Out-of-Time-Order Correlation at a Quantum Phase Transition
Huitao Shen, Pengfei Zhang, Ruihua Fan, Hui Zhai
TL;DR
This work investigates chaos in the 1D Bose-Hubbard system via out-of-time-order correlators (OTOCs) to probe quantum critical dynamics. Using exact diagonalization, the authors show the Lyapunov exponent $\lambda_L$ exhibits a broad peak near the quantum critical region at finite temperature, approaching the chaos bound $\lambda_L \le 2\pi/\beta$, consistent with a proposed Quantum Critical Point (QCP) Conjecture that critical fluctuations maximize scrambling. They connect OTOC growth to second Rényi entropy growth through the OTOC-RE theorem and provide a conformal-field-theory expression $S_A^{(2)}(t)=\frac{c}{8}\log(\sinh(\pi T t))$ with asymptotic linear-in-time behavior, supporting exponential OTOC deviations. The paper also outlines a practical two-copy interference protocol to measure OTOCs without Hamiltonian inversion and discusses the butterfly velocity $v_B$ and finite-size effects, highlighting experimental routes in cold-atom Bose-Hubbard setups to test quantum-chaotic dynamics near criticality.
Abstract
In this paper we numerically calculate the out-of-time-order correlation functions in the one-dimensional Bose-Hubbard model. Our study is motivated by the conjecture that a system with Lyapunov exponent saturating the upper bound $2π/β$ will have a holographic dual to a black hole at finite temperature.

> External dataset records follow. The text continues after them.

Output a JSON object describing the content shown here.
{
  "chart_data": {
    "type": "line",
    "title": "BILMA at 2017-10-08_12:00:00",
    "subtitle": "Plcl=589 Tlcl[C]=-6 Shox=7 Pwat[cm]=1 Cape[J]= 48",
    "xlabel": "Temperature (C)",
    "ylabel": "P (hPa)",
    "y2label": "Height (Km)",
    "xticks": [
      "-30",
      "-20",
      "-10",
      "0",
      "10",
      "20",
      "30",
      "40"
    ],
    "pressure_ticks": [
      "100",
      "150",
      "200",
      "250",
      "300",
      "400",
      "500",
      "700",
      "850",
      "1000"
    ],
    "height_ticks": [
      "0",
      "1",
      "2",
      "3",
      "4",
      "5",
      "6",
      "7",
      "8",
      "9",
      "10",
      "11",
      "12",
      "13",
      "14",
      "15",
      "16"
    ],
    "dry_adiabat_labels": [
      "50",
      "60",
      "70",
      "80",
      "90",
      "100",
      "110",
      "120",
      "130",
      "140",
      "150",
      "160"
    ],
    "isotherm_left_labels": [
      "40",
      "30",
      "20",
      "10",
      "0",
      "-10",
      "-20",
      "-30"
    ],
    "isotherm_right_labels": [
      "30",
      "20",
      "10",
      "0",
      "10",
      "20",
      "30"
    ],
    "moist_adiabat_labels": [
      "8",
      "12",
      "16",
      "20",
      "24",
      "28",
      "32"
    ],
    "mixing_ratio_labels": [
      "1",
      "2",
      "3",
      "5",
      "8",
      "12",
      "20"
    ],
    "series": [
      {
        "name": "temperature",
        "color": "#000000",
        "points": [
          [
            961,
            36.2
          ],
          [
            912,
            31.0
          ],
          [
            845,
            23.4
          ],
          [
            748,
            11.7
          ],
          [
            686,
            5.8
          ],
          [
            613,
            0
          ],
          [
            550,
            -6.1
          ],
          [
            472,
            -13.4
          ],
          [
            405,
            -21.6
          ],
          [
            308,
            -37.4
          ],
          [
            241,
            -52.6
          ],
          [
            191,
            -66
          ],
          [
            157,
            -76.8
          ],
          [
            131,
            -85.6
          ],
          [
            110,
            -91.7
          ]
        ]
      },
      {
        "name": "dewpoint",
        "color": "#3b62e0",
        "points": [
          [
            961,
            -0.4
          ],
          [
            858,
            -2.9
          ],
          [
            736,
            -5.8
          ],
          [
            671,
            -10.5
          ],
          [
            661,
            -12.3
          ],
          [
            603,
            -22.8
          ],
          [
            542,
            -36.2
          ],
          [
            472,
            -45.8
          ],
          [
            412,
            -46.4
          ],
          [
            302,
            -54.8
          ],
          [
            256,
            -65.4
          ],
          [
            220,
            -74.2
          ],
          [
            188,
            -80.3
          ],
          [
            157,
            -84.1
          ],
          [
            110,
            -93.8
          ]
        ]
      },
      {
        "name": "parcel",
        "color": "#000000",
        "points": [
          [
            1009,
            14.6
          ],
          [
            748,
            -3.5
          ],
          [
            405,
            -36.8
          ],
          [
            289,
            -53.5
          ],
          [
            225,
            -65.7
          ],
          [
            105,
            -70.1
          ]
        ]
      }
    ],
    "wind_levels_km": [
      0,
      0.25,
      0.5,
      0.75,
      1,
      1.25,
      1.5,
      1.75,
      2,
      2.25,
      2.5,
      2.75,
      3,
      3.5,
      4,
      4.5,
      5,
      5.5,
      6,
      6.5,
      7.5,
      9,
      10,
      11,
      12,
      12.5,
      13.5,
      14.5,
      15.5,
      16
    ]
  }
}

We further conjecture that for a many-body quantum system with a quantum phase transition, the Lyapunov exponent will have a peak in the quantum critical region where there exists an emergent conformal symmetry and is absent of well-defined quasi-particles. With the help of a relation between the Rényi entropy and the out-of-time-order correlation function, we argue that the out-of-time-order correlation function of the Bose-Hubbard model will also exhibit an exponential behavior at the scrambling time. By fitting the numerical results with an exponential function, we extract the Lyapunov exponents in the one-dimensional Bose-Hubbard model across the quantum critical regime at finite temperature. Our results on the Bose-Hubbard model support the conjecture. We also compute the butterfly velocity and propose how the echo type measurement of this correlator in the cold atom realizations of the Bose-Hubbard model without inverting the Hamiltonian.